Like all public schools nationwide, Othello received substantial federal funding during the COVID-19 pandemic, but that ended with the last school year. The district’s special education funding increased, Suarez said, but not enough to offset increases in staff salaries and other expenses.
The same is true in some of the other state and federal programs, she said. Typically, district officials try to reserve some of that funding to carry into the next year, but that percentage is dropping as salaries and expenses increase, Suarez said.
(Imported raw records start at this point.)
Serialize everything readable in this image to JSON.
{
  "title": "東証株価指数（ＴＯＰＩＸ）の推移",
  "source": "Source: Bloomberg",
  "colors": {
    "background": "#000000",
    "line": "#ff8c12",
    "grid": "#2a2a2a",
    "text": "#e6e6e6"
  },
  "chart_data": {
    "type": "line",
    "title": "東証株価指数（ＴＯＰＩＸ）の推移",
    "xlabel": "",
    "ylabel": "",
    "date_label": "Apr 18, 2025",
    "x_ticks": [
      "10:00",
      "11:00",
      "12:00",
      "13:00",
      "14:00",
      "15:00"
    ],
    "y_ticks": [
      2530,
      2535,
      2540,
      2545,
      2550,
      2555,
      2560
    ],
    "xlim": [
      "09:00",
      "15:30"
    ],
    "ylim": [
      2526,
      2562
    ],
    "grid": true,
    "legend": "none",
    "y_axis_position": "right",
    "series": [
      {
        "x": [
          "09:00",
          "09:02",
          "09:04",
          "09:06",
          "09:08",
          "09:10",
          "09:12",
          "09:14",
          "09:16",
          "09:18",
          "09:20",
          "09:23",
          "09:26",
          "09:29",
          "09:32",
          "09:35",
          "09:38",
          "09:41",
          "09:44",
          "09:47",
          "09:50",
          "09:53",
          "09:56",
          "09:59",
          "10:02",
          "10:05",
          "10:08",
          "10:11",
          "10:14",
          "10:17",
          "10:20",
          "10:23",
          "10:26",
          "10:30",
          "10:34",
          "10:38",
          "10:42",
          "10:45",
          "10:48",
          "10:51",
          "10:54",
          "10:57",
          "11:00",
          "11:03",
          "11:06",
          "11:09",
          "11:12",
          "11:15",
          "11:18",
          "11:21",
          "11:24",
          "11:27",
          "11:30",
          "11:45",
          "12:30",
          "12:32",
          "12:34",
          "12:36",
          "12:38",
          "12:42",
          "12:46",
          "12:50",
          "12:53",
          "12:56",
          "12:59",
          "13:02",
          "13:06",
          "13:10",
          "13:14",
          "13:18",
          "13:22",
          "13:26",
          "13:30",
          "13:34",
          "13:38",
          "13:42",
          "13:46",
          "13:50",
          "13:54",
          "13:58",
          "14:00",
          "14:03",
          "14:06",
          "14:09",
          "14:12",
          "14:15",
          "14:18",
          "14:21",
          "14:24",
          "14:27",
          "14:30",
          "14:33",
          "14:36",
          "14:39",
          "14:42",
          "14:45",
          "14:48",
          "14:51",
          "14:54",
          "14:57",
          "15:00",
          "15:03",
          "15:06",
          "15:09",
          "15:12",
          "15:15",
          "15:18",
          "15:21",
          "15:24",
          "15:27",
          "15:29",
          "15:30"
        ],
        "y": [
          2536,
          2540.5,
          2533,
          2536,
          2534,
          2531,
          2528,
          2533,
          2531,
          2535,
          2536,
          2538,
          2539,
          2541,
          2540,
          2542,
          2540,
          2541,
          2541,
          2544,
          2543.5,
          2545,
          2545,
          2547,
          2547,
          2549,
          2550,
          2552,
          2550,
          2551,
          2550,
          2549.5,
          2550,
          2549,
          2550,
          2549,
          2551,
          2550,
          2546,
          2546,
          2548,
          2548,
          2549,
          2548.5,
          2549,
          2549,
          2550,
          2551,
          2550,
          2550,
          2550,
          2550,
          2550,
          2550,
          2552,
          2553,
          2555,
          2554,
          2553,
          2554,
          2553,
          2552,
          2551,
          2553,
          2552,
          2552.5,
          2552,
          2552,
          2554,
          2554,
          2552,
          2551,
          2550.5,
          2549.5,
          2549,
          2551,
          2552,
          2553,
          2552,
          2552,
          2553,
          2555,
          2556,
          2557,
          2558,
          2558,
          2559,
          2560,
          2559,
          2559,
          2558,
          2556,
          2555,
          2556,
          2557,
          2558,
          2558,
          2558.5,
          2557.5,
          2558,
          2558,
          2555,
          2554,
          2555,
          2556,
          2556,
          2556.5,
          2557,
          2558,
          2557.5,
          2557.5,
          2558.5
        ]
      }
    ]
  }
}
The district will also receive less money than anticipated for levy equalization. That’s additional money allocated by the state for districts with relatively lower property values. District officials anticipated receiving about $8.85 million in 2024-25, but will actually receive about $6.55 million.
Suarez analyzed birth rates in Adams County; it’s trending down, which translates to fewer children in school, she said. Births went down 22% between 2019 and 2022, she said. The district’s kindergarten enrollment usually represents about 80% of children born in Adams County in a given year.
Some teaching positions have been cut, including three primary grade specialists, four art positions, four jobs at MMS and the Othello High School athletic director. One administrative assistant’s job in the OHS finance department won’t be filled.
Some jobs are being added. The AD position will be combined with an OHS assistant principal position. Othello will add a transitional kindergarten class and teacher. Transitional kindergarten is for children who have had a year of kindergarten but aren’t ready for first grade.
An art teacher will be added at OHS along with another special education teacher. A physical education teacher will be added at MMS. Two nursing positions will be added; previously OSD had one school nurse, who was a classified (non-teaching) employee. Two other positions will added in the OHS special education department.